I’m reading Mrs Dalloway by Virginia Woolf.
I loved the opening; Mrs. Dalloway said she would buy the flowers herself. It is not grand or punchy, but I found it particular for an opening line and so liked it (I think it's the intimacy that struck me, it's written as if the reader know what the flowers are for, and who was supposed to buy them).
Then I got through a couple of pages and wasn’t so sure I liked it anymore, until I read (in the introduction?) about the stream of consciousness narrative. With it, I went back to the text and what I’d before seen as meaningless jumping about became much more interesting, a window to a subjectivity that felt so very personal for not being mine. The way the sensations flit on random links is fascinating.
I love how a character whose strands of thoughts are laid bare for us meets another character and has all kind of emotions and opinions and feelings about that other character; then later on, we’ve moved on to the insides of the second character, and we see how circumscribed our information about this second character was. Was it Einstein that said there’s a big difference between what we are, what we think we are and what other think we are, or at least, what they say they think we are...?
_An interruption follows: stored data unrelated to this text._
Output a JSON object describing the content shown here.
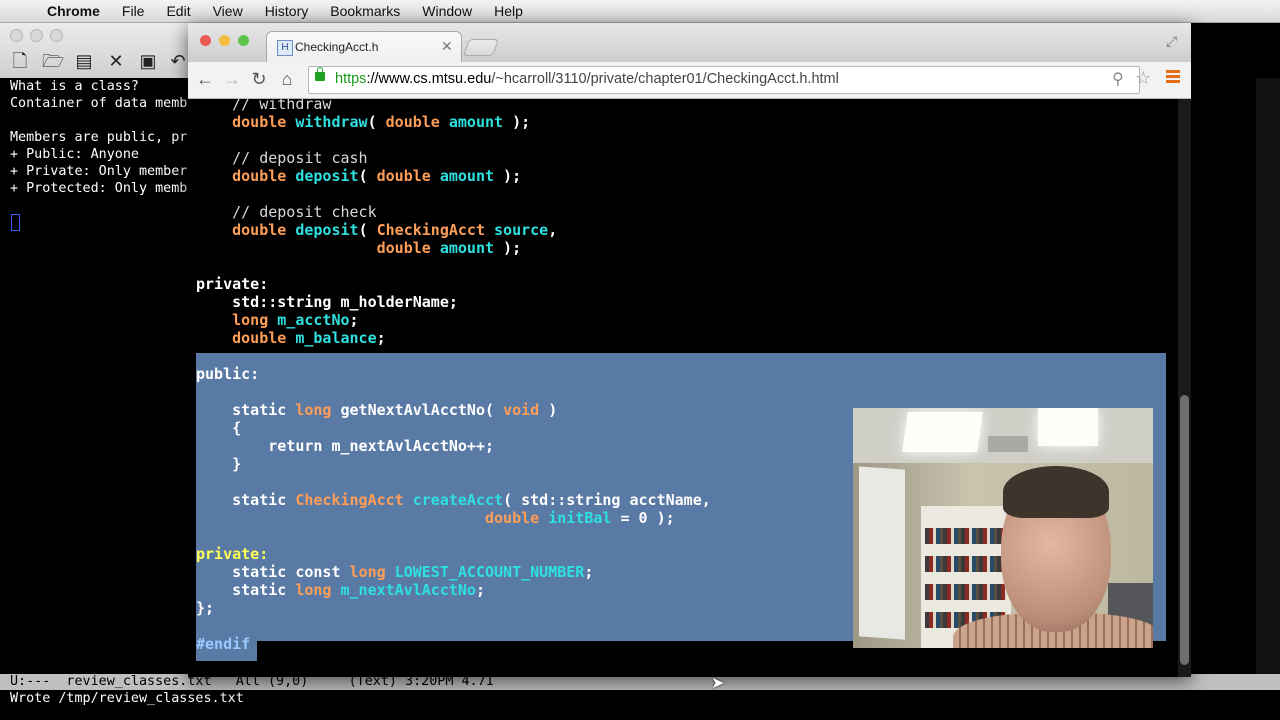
{
  "menubar": {
    "apple_icon": "",
    "app_name": "Chrome",
    "items": [
      "File",
      "Edit",
      "View",
      "History",
      "Bookmarks",
      "Window",
      "Help"
    ]
  },
  "emacs": {
    "text_lines": [
      "What is a class?",
      "Container of data memb",
      "",
      "Members are public, pr",
      "+ Public: Anyone",
      "+ Private: Only member",
      "+ Protected: Only memb"
    ],
    "modeline": "U:---  review_classes.txt   All (9,0)     (Text) 3:20PM 4.71",
    "minibuffer": "Wrote /tmp/review_classes.txt"
  },
  "browser": {
    "tab_title": "CheckingAcct.h",
    "tab_favicon": "H",
    "url_scheme": "https",
    "url_host": "://www.cs.mtsu.edu",
    "url_path": "/~hcarroll/3110/private/chapter01/CheckingAcct.h.html",
    "icons": {
      "back": "back-arrow-icon",
      "forward": "forward-arrow-icon",
      "reload": "reload-icon",
      "home": "home-icon",
      "zoom": "zoom-icon",
      "star": "bookmark-star-icon",
      "menu": "chrome-menu-icon"
    }
  },
  "code": {
    "l_withdraw_comment": "    // withdraw",
    "l_withdraw_a": "    ",
    "l_withdraw_kw1": "double",
    "l_withdraw_fn": "withdraw",
    "l_withdraw_b": "( ",
    "l_withdraw_kw2": "double",
    "l_withdraw_arg": "amount",
    "l_withdraw_c": " );",
    "l_dep_comment": "    // deposit cash",
    "l_dep_fn": "deposit",
    "l_depchk_comment": "    // deposit check",
    "l_depchk_type": "CheckingAcct",
    "l_depchk_arg": "source",
    "private1": "private:",
    "std_string": "std::string m_holderName;",
    "long_kw": "long",
    "acctno": "m_acctNo",
    "balance": "m_balance",
    "public": "public:",
    "static": "static",
    "getnext_fn": "getNextAvlAcctNo",
    "void_kw": "void",
    "open_brace": "{",
    "return_stmt": "return m_nextAvlAcctNo++;",
    "close_brace": "}",
    "create_fn": "createAcct",
    "std_string_param": "std::string acctName,",
    "initbal": "initBal",
    "initbal_rest": " = 0 );",
    "private2": "private:",
    "const_txt": "static const",
    "lowest": "LOWEST_ACCOUNT_NUMBER",
    "nextavl": "m_nextAvlAcctNo",
    "end_class": "};",
    "endif": "#endif"
  },
  "colors": {
    "keyword": "#ff9e57",
    "function": "#2ee0e0",
    "selection": "#5a7aa6",
    "private_label": "#ffff55"
  }
}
But then again, what is the “real” us; I could go into all kinds of pseudo-intellectual babble asking whether the me in my head is or isn't truer than the me in the other’s perceptions, or - for that matter - who is “the me in my head” and from where does it come, are its origins physical or spiritual... but, blergh, I can never stand my own for long in these talks, I always run out of steam and/or arguments (as I've already determined, I have no staying power) and deep philosophical reflection is not what I want to do with this blog anyway. All I wanted to say was, I’m enjoying Mrs Dalloway.